Olivetti's shares went tumbling after the group, which controls Telecom Italia, finally spelt out its financing plans following the takeover by Pirelli in July.
Olivetti said it would seek authorisation to raise its ceiling on capital increases by €7 billion in the next five years.
Although it said no new share sales had yet been scheduled, the threat of share dilution was enough to send the shares down more than 15 per cent to €1.23.
Olivetti's price has fallen 47 per cent since the Pirelli takeover.
Tyres and cable company Pirelli was also hit, falling 8.1 per cent to €1.87. Both shares are at their lowest level since October 1998. Telecom Italia fell 8.3 per cent to 8.15.
Olivetti has about €18 billion of debt. Analysts said any capital increase would be at least partly targeted at debt reduction.

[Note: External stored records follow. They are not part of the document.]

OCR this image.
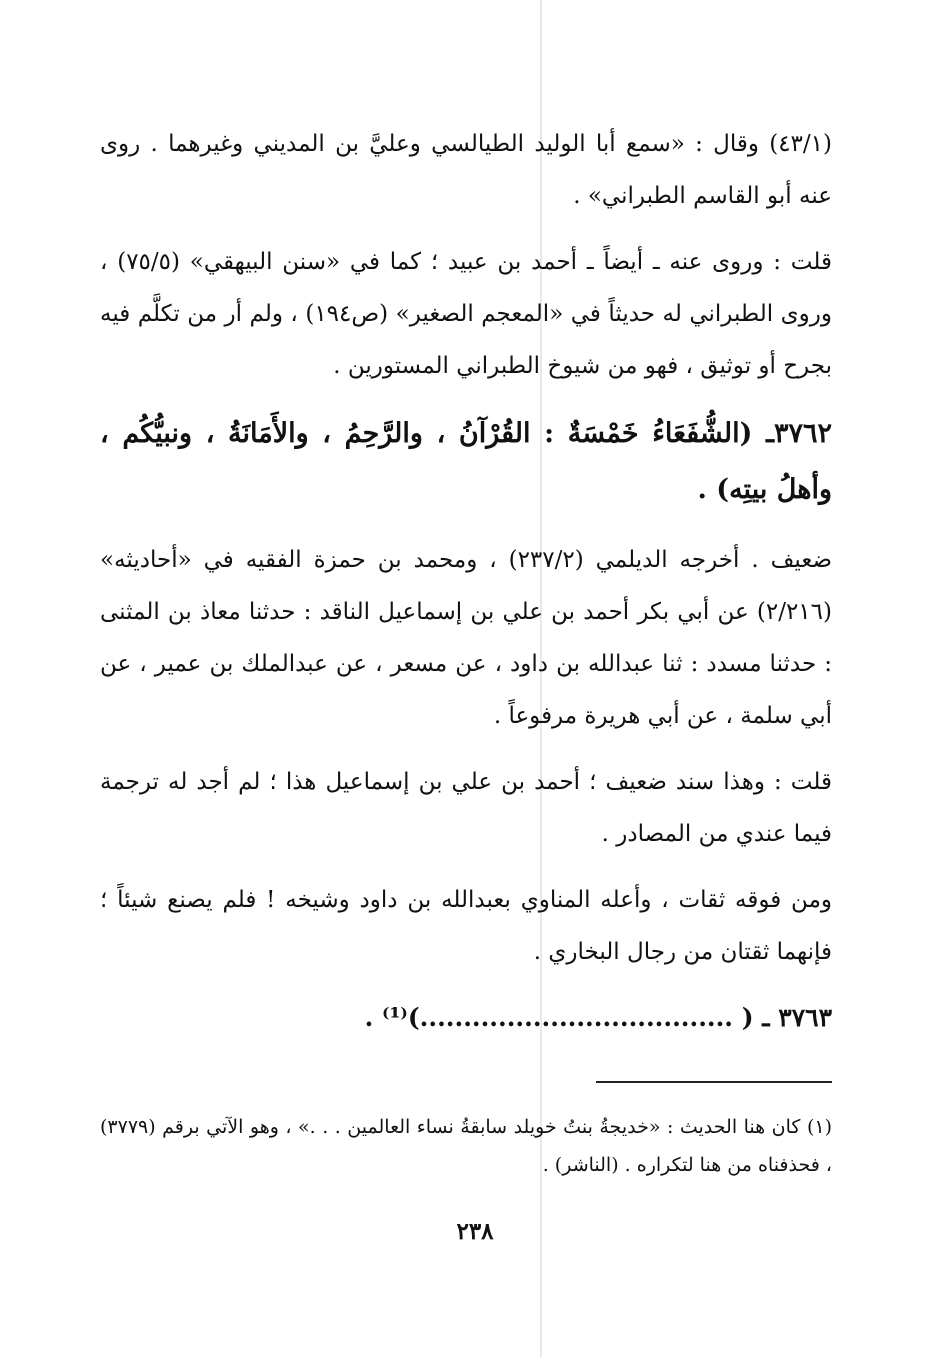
(٤٣/١) وقال : «سمع أبا الوليد الطيالسي وعليَّ بن المديني وغيرهما . روى عنه أبو القاسم الطبراني» .

قلت : وروى عنه ـ أيضاً ـ أحمد بن عبيد ؛ كما في «سنن البيهقي» (٧٥/٥) ، وروى الطبراني له حديثاً في «المعجم الصغير» (ص١٩٤) ، ولم أر من تكلَّم فيه بجرح أو توثيق ، فهو من شيوخ الطبراني المستورين .

٣٧٦٢ـ (الشُّفَعَاءُ خَمْسَةٌ : القُرْآنُ ، والرَّحِمُ ، والأَمَانَةُ ، ونبيُّكُم ، وأهلُ بيتِه) .

ضعيف . أخرجه الديلمي (٢٣٧/٢) ، ومحمد بن حمزة الفقيه في «أحاديثه» (٢/٢١٦) عن أبي بكر أحمد بن علي بن إسماعيل الناقد : حدثنا معاذ بن المثنى : حدثنا مسدد : ثنا عبدالله بن داود ، عن مسعر ، عن عبدالملك بن عمير ، عن أبي سلمة ، عن أبي هريرة مرفوعاً .

قلت : وهذا سند ضعيف ؛ أحمد بن علي بن إسماعيل هذا ؛ لم أجد له ترجمة فيما عندي من المصادر .

ومن فوقه ثقات ، وأعله المناوي بعبدالله بن داود وشيخه ! فلم يصنع شيئاً ؛ فإنهما ثقتان من رجال البخاري .

٣٧٦٣ ـ ( ....................................)⁽¹⁾ .

(١) كان هنا الحديث : «خديجةُ بنتُ خويلد سابقةُ نساء العالمين . . .» ، وهو الآتي برقم (٣٧٧٩) ، فحذفناه من هنا لتكراره . (الناشر) .

٢٣٨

In the Netherlands, KPN fell almost 18 per cent to €2.21, its sixth fall in a row, many of them in double digits. Both France Telecom and Deutsche Telekom fell to levels last seen at the end of 1997. France Telecom, which has first-half results out today, lost 7.3 per cent to €31.65. Deutsche Telekom lost 3.2 per cent to €15.98, ever closer to its €14.30 flotation price of five years ago.
Things also remained ugly in the telecom equipment sector, as Alcatel's chief executive Mr Serge Tchuruk warned that achieving an operating profit this year would be a challenge in current market conditions. The shares fell 11.5 per cent to €15. In July Mr Tchuruk had predicted a positive operating result for 2001.
Mr Tchuruk's words follow hard on the heels of his opposite number at Ericsson the day before. Ericsson's shares, which had lost almost 11 per cent on Tuesday, fell another 7.5 per cent to SKr41.70, as analyst downgrades flooded in. Morgan Stanley, UBS Warburg and Goldman Sachs all cut either their earnings per share forecasts or share price targets. Nokia fell 7.8 per cent to €15.90.